9. The antenna structure of claim 1, wherein the first radiating element is a VHF antenna and the second radiating element is a GPS antenna.

10. A communication device comprising:

a body containing internal communication components to enable the device to communicate wirelessly with other devices and I/O devices; and

a free space antenna structure connected to the body, the free space antenna structure comprising:

a first radiating element having a first fundamental frequency with a wavelength of λ_longer, an electrical length of the first radiating element being λ_longer/4;

a second radiating element having a second fundamental frequency with a wavelength of λ_shorter, which is shorter than λ_longer, the first and second fundamental frequencies being unrelated, an electrical length of the second radiating element being 3λ_longer/4, the second radiating element having a monopole of electrical length of λ_shorter/4 and a dipole of electrical length λ_shorter/2, the monopole and dipole laterally overlapping such that the monopole and dipole are electrically, but not physically, coupled to each other and the monopole drives the dipole at the second fundamental frequency; and

a non-conductive cover surrounding the first and second radiating elements.

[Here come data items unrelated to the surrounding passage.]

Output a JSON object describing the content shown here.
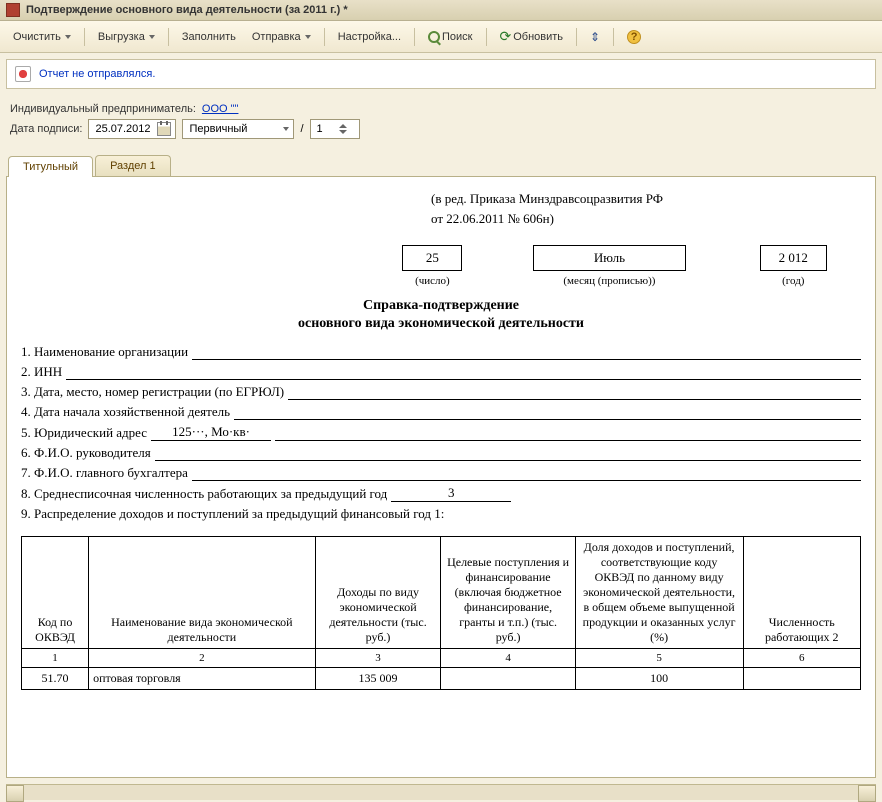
{
  "window": {
    "title": "Подтверждение основного вида деятельности  (за 2011 г.) *"
  },
  "toolbar": {
    "clear": "Очистить",
    "export": "Выгрузка",
    "fill": "Заполнить",
    "send": "Отправка",
    "settings": "Настройка...",
    "search": "Поиск",
    "refresh": "Обновить"
  },
  "status": {
    "text": "Отчет не отправлялся."
  },
  "form": {
    "entrepreneur_label": "Индивидуальный предприниматель:",
    "entrepreneur_value": "ООО \"\"",
    "sign_date_label": "Дата подписи:",
    "sign_date_value": "25.07.2012",
    "kind_value": "Первичный",
    "seq_sep": "/",
    "seq_value": "1"
  },
  "tabs": {
    "title": "Титульный",
    "sec1": "Раздел 1"
  },
  "doc": {
    "ref1": "(в ред. Приказа Минздравсоцразвития РФ",
    "ref2": "от 22.06.2011 № 606н)",
    "day": "25",
    "month": "Июль",
    "year": "2 012",
    "cap_day": "(число)",
    "cap_month": "(месяц (прописью))",
    "cap_year": "(год)",
    "title": "Справка-подтверждение",
    "subtitle": "основного вида экономической деятельности",
    "l1": "1. Наименование организации",
    "l2": "2. ИНН",
    "l3": "3. Дата, место, номер регистрации (по ЕГРЮЛ)",
    "l4": "4. Дата начала хозяйственной деятель",
    "l5": "5. Юридический адрес",
    "l6": "6. Ф.И.О. руководителя",
    "l7": "7. Ф.И.О. главного бухгалтера",
    "l8": "8. Среднесписочная численность работающих за предыдущий год",
    "v8": "3",
    "l9": "9. Распределение доходов и поступлений за предыдущий финансовый год 1:",
    "v5a": "125···, Мо·кв·",
    "th": {
      "c1": "Код по ОКВЭД",
      "c2": "Наименование вида экономической деятельности",
      "c3": "Доходы по виду экономической деятельности (тыс. руб.)",
      "c4": "Целевые пос­тупления и фи­нансирование (включая бюд­жетное фи­нансирование, гранты и т.п.) (тыс. руб.)",
      "c5": "Доля доходов и поступлений, соответствующие коду ОКВЭД по данному виду экономической деятельности, в общем объеме выпущенной продукции и оказанных услуг (%)",
      "c6": "Численность работающих 2"
    },
    "cn": {
      "c1": "1",
      "c2": "2",
      "c3": "3",
      "c4": "4",
      "c5": "5",
      "c6": "6"
    },
    "row": {
      "c1": "51.70",
      "c2": "оптовая торговля",
      "c3": "135 009",
      "c4": "",
      "c5": "100",
      "c6": ""
    }
  }
}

11. The device of claim 10, wherein the first radiating element is formed in a helix and the monopole and dipole extend in the same lateral direction as the helix.

12. The device of claim 11, wherein the dipole is disposed outside the helix and the monopole is disposed inside the helix.

13. The device of claim 12, wherein the monopole is offset from the center of the helix such that the monopole is more proximate radially to the dipole than the center of the helix.

14. The device of claim 11, wherein the monopole and dipole are disposed outside the helix.

15. The device of claim 14, further comprising a non-conductive shield disposed between the monopole and dipole such that the monopole and dipole are completely protected from physical contact with each other by the non-conductive shield.

16. The device of claim 14, wherein the monopole is more proximate to the center of the helix than the dipole.

17. The device of claim 11, further comprising a non-conductive sheath surrounding the helix and disposed between the helix and the dipole.

18. The device of claim 10, wherein the first radiating element is a VHF antenna and the second radiating element is a GPS antenna.